Even if Krishna alludes to the dangers of reducing this discourse to Social Machiavellism, of art possibly being perpetually compromised on each and every footing, there are still a couple of issues which need further deliberation. One of the limitations of the book is the lack of addressing how Brahminism, beyond being perpetuated by the upper castes, is getting internalised by the non upper castes, starting from the very act of being an audience to such events. On the other side of the spectrum, an equally tricky terrain is how does one appreciate quality art emanating from upper caste artists without losing hold of the possible vice like grip of Brahminism that governs their worldview? Another problem, with keeping the above quandaries in the backdrop, is why would the privileged middle class be interested in ceding the space of appreciation to the endeavour of retrieving lost forms of marginalised art? What is the incentive at the level of the self to break the shackles?; for them, what must be their first genuine encounter with caste rigidities in art? Or is it only possible when the incentive is coming from external factors and not from the self? He does emphasise the role of vulnerability in art and how it forms the core of any art form which allows it to become more receptive to alien forms of knowledge. At the same time, the above questions and the sundry set of questions which he himself provides need careful deliberation. For this, he suggests we make ample use of what he intriguingly terms ‘aural silence’; a pause that art brings with itself for not only ‘experiencing’ but also ‘learning’.

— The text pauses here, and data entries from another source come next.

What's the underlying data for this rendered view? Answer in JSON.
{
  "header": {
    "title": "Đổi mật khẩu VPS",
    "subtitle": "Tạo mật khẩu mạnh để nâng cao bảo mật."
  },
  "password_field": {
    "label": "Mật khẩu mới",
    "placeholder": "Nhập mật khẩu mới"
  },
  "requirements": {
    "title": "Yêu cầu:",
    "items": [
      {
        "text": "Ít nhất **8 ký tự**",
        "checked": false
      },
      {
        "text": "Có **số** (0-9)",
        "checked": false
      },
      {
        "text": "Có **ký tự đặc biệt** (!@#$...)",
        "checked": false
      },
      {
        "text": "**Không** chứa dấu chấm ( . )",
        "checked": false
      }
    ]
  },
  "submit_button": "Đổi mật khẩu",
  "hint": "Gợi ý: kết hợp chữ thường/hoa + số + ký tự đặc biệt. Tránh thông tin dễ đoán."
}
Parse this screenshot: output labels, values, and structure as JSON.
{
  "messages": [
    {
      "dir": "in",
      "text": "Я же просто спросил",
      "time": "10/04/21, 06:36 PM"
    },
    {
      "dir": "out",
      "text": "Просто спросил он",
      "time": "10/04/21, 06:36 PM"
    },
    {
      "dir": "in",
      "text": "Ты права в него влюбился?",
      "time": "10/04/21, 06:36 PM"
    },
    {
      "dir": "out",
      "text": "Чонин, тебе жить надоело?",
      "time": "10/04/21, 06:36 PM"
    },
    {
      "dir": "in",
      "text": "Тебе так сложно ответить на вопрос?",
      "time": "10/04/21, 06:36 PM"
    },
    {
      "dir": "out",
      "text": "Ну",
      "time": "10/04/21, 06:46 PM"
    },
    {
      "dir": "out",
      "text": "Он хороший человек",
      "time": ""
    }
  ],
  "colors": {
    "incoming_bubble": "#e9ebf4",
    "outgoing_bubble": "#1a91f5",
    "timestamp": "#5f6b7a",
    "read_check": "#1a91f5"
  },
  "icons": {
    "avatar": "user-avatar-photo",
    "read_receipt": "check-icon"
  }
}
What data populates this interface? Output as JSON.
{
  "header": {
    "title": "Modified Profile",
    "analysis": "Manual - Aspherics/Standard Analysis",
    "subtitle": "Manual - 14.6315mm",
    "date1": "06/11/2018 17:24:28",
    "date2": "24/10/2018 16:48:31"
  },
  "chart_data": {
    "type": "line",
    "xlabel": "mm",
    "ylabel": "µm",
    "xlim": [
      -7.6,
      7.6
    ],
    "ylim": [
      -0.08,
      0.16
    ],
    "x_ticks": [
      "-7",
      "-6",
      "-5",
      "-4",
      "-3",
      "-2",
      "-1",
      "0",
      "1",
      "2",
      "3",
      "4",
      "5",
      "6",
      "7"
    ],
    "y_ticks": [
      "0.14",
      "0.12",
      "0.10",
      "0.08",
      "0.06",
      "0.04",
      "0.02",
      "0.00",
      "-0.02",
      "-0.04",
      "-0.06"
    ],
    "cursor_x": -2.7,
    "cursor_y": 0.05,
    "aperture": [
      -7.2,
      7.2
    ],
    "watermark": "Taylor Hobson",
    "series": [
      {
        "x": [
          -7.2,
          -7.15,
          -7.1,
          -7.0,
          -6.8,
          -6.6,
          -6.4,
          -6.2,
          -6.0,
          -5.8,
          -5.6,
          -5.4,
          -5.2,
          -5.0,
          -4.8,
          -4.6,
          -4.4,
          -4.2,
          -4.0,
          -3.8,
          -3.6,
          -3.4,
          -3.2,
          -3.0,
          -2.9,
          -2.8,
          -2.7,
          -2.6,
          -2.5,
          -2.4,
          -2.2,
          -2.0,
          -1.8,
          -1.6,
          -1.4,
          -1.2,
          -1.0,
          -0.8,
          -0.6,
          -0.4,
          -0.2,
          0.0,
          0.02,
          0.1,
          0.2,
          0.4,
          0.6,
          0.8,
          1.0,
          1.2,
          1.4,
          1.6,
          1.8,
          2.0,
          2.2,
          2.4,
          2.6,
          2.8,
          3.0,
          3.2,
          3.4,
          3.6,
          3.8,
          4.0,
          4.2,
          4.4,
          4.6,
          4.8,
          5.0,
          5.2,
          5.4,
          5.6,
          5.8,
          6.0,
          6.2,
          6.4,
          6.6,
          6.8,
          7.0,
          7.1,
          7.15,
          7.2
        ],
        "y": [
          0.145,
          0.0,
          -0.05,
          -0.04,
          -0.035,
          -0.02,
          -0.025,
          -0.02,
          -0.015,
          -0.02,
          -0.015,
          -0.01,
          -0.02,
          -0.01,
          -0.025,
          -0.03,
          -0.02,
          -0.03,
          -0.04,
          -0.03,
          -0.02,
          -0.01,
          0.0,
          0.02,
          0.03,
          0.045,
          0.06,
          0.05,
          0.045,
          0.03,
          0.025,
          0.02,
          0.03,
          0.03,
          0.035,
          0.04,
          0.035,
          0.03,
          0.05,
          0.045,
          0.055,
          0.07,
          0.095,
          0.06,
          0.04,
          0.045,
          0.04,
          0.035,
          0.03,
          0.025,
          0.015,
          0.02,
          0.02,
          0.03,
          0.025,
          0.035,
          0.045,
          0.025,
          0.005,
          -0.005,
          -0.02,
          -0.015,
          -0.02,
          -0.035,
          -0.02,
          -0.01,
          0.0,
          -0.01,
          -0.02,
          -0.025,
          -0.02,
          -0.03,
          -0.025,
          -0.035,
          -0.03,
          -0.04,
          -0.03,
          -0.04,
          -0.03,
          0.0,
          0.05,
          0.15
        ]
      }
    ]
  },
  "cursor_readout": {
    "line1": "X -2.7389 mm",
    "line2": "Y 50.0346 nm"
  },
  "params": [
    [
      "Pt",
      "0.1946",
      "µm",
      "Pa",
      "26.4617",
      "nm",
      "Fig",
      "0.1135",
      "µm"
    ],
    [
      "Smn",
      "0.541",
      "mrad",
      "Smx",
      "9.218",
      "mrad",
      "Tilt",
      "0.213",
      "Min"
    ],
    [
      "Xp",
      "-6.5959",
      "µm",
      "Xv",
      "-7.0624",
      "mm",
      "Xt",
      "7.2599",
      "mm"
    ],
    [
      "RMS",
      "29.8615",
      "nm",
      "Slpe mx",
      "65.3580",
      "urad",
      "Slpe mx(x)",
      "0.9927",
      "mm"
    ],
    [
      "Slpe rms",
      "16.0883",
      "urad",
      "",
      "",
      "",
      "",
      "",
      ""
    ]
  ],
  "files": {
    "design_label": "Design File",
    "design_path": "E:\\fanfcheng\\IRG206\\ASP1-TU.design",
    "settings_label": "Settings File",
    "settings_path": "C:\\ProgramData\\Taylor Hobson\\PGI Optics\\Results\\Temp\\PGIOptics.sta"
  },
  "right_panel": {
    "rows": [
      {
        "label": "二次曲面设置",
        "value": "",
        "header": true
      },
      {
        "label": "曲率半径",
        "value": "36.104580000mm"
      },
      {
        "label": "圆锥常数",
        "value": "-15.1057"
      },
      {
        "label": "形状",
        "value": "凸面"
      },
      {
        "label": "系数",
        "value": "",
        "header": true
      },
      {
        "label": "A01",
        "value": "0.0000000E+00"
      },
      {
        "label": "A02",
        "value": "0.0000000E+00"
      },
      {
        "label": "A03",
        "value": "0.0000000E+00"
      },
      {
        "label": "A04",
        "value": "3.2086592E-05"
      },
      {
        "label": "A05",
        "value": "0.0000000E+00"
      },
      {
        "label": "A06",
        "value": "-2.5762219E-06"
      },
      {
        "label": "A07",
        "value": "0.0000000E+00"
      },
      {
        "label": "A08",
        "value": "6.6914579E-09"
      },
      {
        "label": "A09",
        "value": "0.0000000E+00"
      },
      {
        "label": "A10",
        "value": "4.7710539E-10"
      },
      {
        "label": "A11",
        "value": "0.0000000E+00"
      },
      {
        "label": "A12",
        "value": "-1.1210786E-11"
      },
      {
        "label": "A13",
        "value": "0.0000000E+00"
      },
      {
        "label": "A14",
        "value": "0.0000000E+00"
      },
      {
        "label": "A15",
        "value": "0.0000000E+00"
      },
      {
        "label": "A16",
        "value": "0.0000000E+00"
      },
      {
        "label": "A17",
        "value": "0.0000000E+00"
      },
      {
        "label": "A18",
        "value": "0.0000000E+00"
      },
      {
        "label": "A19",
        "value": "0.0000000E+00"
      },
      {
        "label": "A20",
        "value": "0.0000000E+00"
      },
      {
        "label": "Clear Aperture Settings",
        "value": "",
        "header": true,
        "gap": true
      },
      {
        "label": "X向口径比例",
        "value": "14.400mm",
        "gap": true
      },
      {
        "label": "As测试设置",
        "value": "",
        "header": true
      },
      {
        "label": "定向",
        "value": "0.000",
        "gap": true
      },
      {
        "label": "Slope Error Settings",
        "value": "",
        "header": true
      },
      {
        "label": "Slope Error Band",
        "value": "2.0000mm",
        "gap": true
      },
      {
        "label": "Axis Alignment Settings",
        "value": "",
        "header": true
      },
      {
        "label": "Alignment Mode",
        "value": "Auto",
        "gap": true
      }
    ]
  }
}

Barring a few repetitions and minor inconsistencies, Krishna manages to talk truth to power in a book as small as hundred pages. At a time when apart from him there is practically nobody in the popular and academic realm who has thrown himself in this complex world of art with a critical bent of mind, his voice continues to sound refreshing. Above all, as he says, ‘Art belongs to the poromboku’, the commons – the arch nemesis of the pompous, condescending virtuosity of high art.

Surajkumar Thube recently completed his post graduation in Political Science from Jamia Millia Islamia, New Delhi.